As already stressed, for most of us time will be of the essence during the exam. There are 19 tasks to solve within 2 hours, giving you around 6 minutes for each of them. My advice: skip any task that you can not solve immediately and come back to them later. Make sure that you have seen all of the tasks before you go back to those you have skipped. They are not ordered by difficulty, meaning that some tasks at the end might be easier to solve than some tasks at the beginning of the exam.

Also, do not spend too much time on a single task. If you can not complete it, move on to the next and keep it for later. I kept one task for the very end and only addressed it once I was positive I don’t have to work on the other tasks anymore. This gave me the chance to focus on this single task at the end, without having to worry about anything else.

Unforeseen problems

Do not expect that you can customize the environment in any way you want it. In my case, the creation of kubectlauto-completion in the bash was not working and I lost my alias k for kubectl during the exam. Make sure you can work with a standard toolset (although I hope in your case everything will work fine!)

Also, my exam portal crashed during the exam and I couldn’t move on for the next 10 minutes. If that happens, stay calm and reach out to the proctor. They will help you eventually.

Final remark: Plan your exam date

One mistake I made was not planning the date of the exam ahead. Without a concrete goal and deadline, the certification took me longer than needed. The course material is about 10–15hours of training, not including exercising everything you learn. However, my certification process took months, only because I didn’t plan ahead.

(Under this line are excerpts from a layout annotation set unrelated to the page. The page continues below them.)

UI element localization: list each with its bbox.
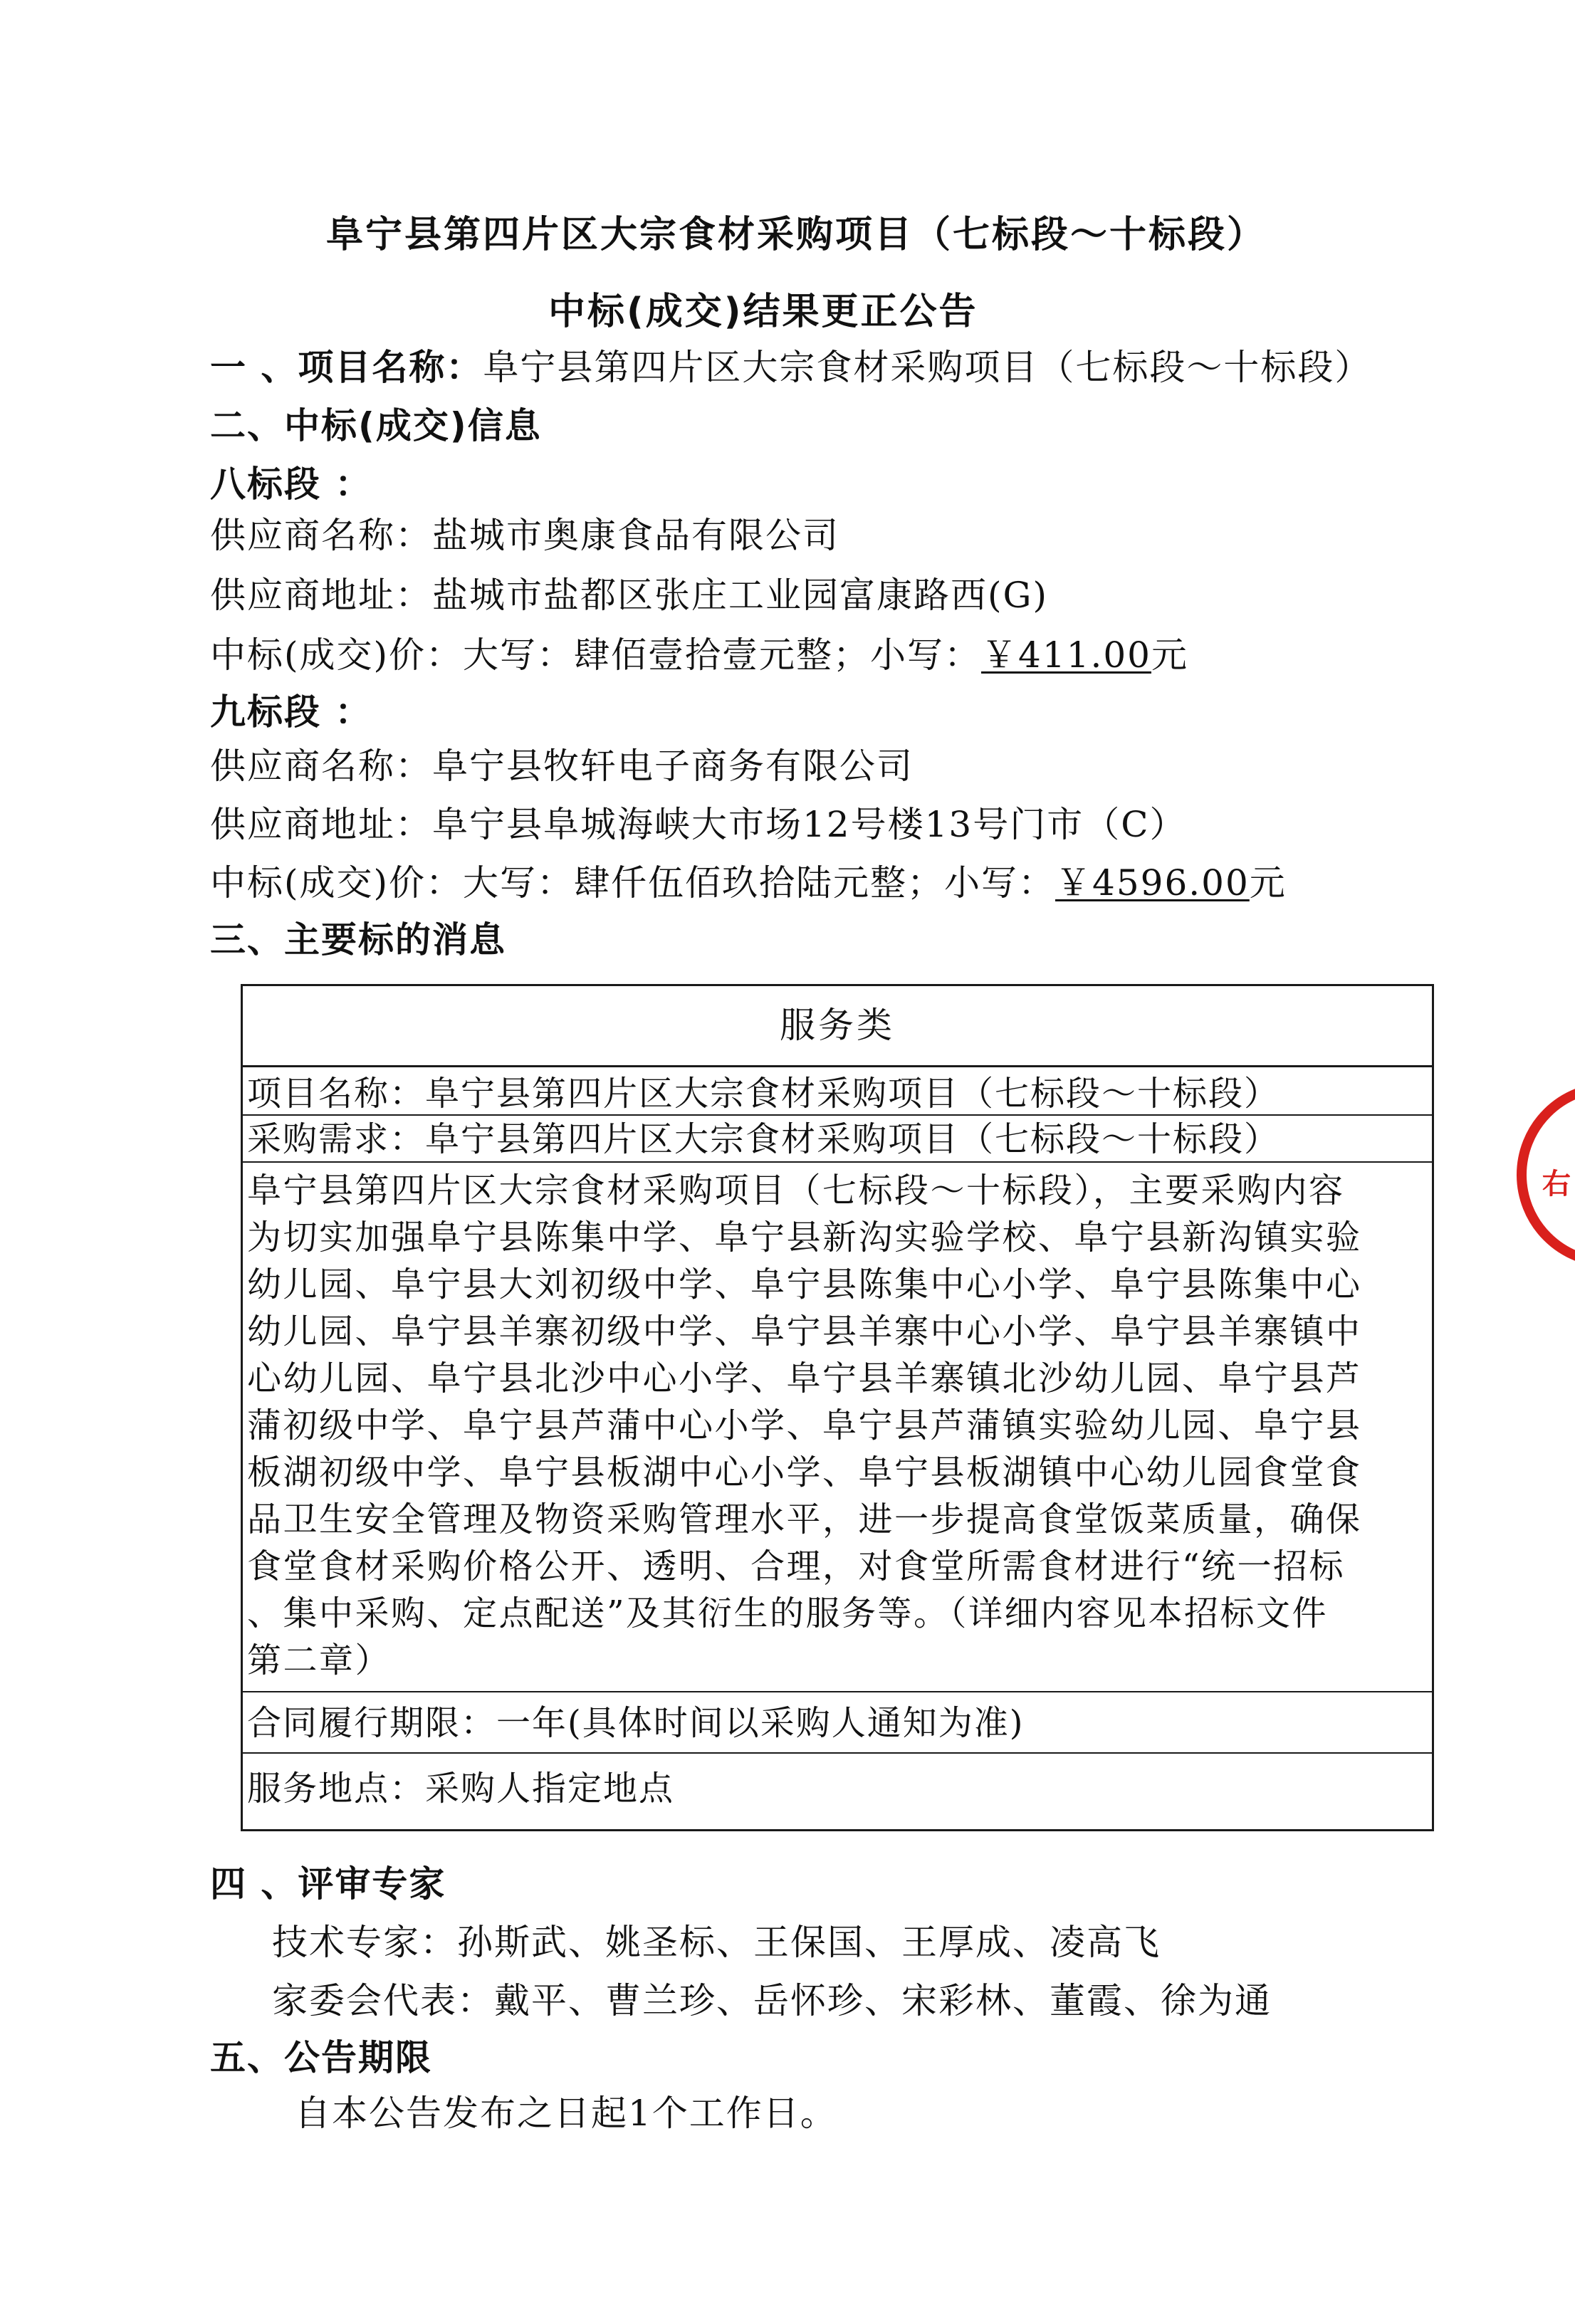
lot8-heading: 八标段 ： <box>210 464 372 505</box>
description-line: 心幼儿园、阜宁县北沙中心小学、阜宁县羊寨镇北沙幼儿园、阜宁县芦 <box>247 1359 1362 1398</box>
description-line: 板湖初级中学、阜宁县板湖中心小学、阜宁县板湖镇中心幼儿园食堂食 <box>247 1452 1362 1492</box>
requirement-text: 采购需求：阜宁县第四片区大宗食材采购项目（七标段～十标段） <box>247 1119 1280 1159</box>
description-line: 为切实加强阜宁县陈集中学、阜宁县新沟实验学校、阜宁县新沟镇实验 <box>247 1218 1362 1257</box>
table-row-service-location <box>243 1754 1432 1829</box>
description-line: 品卫生安全管理及物资采购管理水平，进一步提高食堂饭菜质量，确保 <box>247 1499 1362 1539</box>
section5-heading: 五、公告期限 <box>210 2037 432 2078</box>
lot8-price-amount: ￥411.00 <box>981 634 1151 676</box>
lot9-supplier-name: 供应商名称：阜宁县牧轩电子商务有限公司 <box>210 745 914 787</box>
description-line: 蒲初级中学、阜宁县芦蒲中心小学、阜宁县芦蒲镇实验幼儿园、阜宁县 <box>247 1406 1362 1445</box>
section1-value: 阜宁县第四片区大宗食材采购项目（七标段～十标段） <box>483 347 1372 388</box>
lot8-price-suffix: 元 <box>1151 634 1188 676</box>
lot9-price <box>210 862 1287 904</box>
contract-period-text: 合同履行期限：一年(具体时间以采购人通知为准) <box>247 1703 1025 1743</box>
section1-label: 一 、项目名称： <box>210 347 483 388</box>
table-header-cell: 服务类 <box>243 986 1432 1067</box>
description-line: 第二章） <box>247 1640 392 1680</box>
project-name-text: 项目名称：阜宁县第四片区大宗食材采购项目（七标段～十标段） <box>247 1074 1280 1114</box>
table-row-description <box>243 1163 1432 1692</box>
lot8-supplier-name: 供应商名称：盐城市奥康食品有限公司 <box>210 515 839 556</box>
lot8-price <box>210 634 1188 676</box>
section1-line <box>210 346 1371 389</box>
description-line: 幼儿园、阜宁县羊寨初级中学、阜宁县羊寨中心小学、阜宁县羊寨镇中 <box>247 1312 1362 1351</box>
lot8-price-prefix: 中标(成交)价：大写：肆佰壹拾壹元整；小写： <box>210 634 982 676</box>
description-line: 阜宁县第四片区大宗食材采购项目（七标段～十标段），主要采购内容 <box>247 1171 1345 1210</box>
lot9-heading: 九标段 ： <box>210 691 372 733</box>
description-line: 、集中采购、定点配送”及其衍生的服务等。（详细内容见本招标文件 <box>247 1593 1329 1633</box>
document-title-line1: 阜宁县第四片区大宗食材采购项目（七标段～十标段） <box>326 214 1267 256</box>
lot9-supplier-address: 供应商地址：阜宁县阜城海峡大市场12号楼13号门市（C） <box>210 804 1187 845</box>
service-location-text: 服务地点：采购人指定地点 <box>247 1769 675 1809</box>
lot9-price-suffix: 元 <box>1249 862 1287 904</box>
lot9-price-amount: ￥4596.00 <box>1055 862 1250 904</box>
section2-heading: 二、中标(成交)信息 <box>210 405 542 446</box>
parent-committee: 家委会代表：戴平、曹兰珍、岳怀珍、宋彩林、董霞、徐为通 <box>272 1980 1272 2021</box>
section4-heading: 四 、评审专家 <box>210 1863 446 1905</box>
description-line: 食堂食材采购价格公开、透明、合理，对食堂所需食材进行“统一招标 <box>247 1546 1346 1586</box>
lot9-price-prefix: 中标(成交)价：大写：肆仟伍佰玖拾陆元整；小写： <box>210 862 1056 904</box>
seal-glyph: 右 <box>1542 1168 1571 1200</box>
subject-matter-table <box>241 984 1434 1831</box>
lot8-supplier-address: 供应商地址：盐城市盐都区张庄工业园富康路西(G) <box>210 575 1048 616</box>
table-row-requirement <box>243 1116 1432 1163</box>
description-paragraph <box>247 1167 1422 1684</box>
announcement-period-text: 自本公告发布之日起1个工作日。 <box>295 2093 837 2134</box>
document-title-line2: 中标(成交)结果更正公告 <box>548 290 978 333</box>
table-row-contract-period <box>243 1692 1432 1754</box>
description-line: 幼儿园、阜宁县大刘初级中学、阜宁县陈集中心小学、阜宁县陈集中心 <box>247 1265 1362 1304</box>
table-row-project-name <box>243 1067 1432 1116</box>
technical-experts: 技术专家：孙斯武、姚圣标、王保国、王厚成、凌高飞 <box>272 1922 1161 1963</box>
section3-heading: 三、主要标的消息 <box>210 919 506 961</box>
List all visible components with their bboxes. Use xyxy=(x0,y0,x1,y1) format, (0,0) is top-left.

If you go for the exam — make sure that you plan some time to get your training and exercises.


I want to thank a couple of people who helped me in completing this certification. I truly believe speaking to other CKA(D) alumni is one of the best ways to prepare for the exam. In my case: Thanks to my friend and meetup co-organizer Juliano Costa (who also shared his tips), as well as my colleague Thomas Schütz at Dynatrace for answering all my questions around the certificate! In addition, thanks to my mentor Andi Grabner, and the whole Keptn team as an inspiration to take the exam!